Le carrefour de Clarity

Et tout le monde est pleinement concentré sur la Clarity Act, les observateurs les plus audacieux qualifiant son récent faux pas d'erreur non forcée de la part de l'industrie. Matt Hougan chez Bitwise trace deux voies à suivre. Si la Clarity Act est adoptée, les marchés intégreront dès aujourd’hui une croissance garantie des stablecoins et de la tokenisation. En cas d’échec, la crypto entre dans une période de « montrez-moi » — trois ans pour prouver son indispensabilité aux Américains ordinaires et à la finance traditionnelle. Un défi de taille.

Ce qui reste

Nous apprécions le cadre « argent rapide vs argent lent » pour suivre les progrès de la crypto. L’argent rapide, pour l’instant, semble être en retrait (s’il ne court pas après les métaux précieux brillants), observant les obligations d’État japonaises (JGB), le bras de fer FAFO/TACO, la Fed, et l’IA. L’argent lent continue d’avancer, y compris les annonces récentes de ICE/NYSE sur la tokenisation. Le Sommet Ondo de la semaine prochaine et, bien sûr, Consensus HK dévoileront de nombreux nouveaux projets.
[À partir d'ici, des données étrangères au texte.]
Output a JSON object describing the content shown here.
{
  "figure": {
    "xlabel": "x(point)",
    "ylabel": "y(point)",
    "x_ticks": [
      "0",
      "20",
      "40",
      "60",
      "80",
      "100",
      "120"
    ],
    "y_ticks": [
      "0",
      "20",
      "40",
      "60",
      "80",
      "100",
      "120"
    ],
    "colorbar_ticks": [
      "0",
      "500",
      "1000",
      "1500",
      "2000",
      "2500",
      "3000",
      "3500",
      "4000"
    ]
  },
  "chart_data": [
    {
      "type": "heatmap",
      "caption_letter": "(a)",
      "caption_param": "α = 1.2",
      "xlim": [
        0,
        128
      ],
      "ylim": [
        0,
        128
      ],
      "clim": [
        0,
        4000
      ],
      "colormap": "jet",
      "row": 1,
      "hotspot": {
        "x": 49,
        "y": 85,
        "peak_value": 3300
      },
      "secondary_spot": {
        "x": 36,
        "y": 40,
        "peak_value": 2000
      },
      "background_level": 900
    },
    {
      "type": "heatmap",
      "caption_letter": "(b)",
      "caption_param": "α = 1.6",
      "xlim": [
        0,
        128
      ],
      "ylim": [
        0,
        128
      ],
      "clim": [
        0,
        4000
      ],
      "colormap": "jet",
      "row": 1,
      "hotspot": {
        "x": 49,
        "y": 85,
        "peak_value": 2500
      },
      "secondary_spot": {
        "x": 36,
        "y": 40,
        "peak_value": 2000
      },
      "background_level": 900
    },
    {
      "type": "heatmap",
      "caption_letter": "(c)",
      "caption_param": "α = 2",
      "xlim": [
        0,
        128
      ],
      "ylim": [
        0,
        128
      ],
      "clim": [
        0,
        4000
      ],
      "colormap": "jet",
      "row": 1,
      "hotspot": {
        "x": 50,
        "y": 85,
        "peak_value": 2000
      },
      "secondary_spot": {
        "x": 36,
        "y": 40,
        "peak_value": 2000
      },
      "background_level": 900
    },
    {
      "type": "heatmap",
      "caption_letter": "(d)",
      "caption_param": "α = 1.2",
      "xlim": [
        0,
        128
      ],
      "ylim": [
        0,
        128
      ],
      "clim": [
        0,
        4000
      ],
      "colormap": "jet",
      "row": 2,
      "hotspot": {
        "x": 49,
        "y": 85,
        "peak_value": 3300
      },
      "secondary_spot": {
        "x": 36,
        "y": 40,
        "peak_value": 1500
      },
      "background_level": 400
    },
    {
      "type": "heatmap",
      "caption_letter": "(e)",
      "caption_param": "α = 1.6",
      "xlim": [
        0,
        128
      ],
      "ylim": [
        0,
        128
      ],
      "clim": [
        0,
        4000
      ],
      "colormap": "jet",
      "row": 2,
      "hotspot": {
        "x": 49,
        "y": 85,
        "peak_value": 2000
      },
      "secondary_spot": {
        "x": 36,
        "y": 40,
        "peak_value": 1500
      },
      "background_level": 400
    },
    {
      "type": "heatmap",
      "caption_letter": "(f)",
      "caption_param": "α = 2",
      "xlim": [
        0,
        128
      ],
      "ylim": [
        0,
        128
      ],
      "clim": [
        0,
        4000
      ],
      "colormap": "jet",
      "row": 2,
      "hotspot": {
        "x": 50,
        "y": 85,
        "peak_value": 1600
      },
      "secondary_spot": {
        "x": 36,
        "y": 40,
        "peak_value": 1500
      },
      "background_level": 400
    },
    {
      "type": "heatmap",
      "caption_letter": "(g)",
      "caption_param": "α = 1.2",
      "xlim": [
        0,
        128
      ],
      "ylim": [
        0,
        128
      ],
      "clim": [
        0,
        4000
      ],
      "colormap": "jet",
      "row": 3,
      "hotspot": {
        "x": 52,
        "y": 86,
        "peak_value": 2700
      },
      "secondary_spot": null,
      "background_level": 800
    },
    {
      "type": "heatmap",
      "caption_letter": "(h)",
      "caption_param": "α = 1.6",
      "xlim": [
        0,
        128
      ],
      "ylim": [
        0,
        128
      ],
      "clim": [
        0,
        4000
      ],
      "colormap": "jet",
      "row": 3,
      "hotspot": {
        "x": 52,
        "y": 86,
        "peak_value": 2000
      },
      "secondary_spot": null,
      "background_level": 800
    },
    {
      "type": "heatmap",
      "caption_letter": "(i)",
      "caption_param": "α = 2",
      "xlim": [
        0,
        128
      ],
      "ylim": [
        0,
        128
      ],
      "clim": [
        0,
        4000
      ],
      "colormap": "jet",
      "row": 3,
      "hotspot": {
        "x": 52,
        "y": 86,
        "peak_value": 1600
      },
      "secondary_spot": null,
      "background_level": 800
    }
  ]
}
En ce qui concerne le marché des cryptomonnaies aujourd’hui, bien qu’il soit inconfortable, il peut également présenter un faible risque, avec une volatilité sur 30 jours du bitcoin dans la basse trentaine et CoinDesk 20Les sont dans la mi-quarantaine. Attendre et voir. Attendre et voir.


Graphique de la semaine

La Ruée vers l'Argent Arrive chez Hyperliquid

Le 26 janvier 2026, l'écosystème HIP-3 de Hyperliquid a atteint un volume quotidien record de 1,6 milliard de dollars, représentant 22 % de l'activité totale des contrats à terme perpétuels sur la plateforme. Cette hausse a été alimentée par 930 millions de dollars de transactions sur l'argent, les marchés HIP-3 devenant le principal indicateur pour parier sur le secteur des matières premières performantes de cette année. En reflétant cette croissance, le token HYPE a progressé de plus de 18 % par rapport à ses creux hebdomadaires.

Graphique du volume des Perpétuels Hyperliquid HIP-3

Écoutez. Lisez. Regardez. Engagez-vous.


Note : Les opinions exprimées dans cette colonne sont celles de l'auteur et ne reflètent pas nécessairement celles de CoinDesk, Inc., des indices CoinDesk ou de ses propriétaires et affiliés.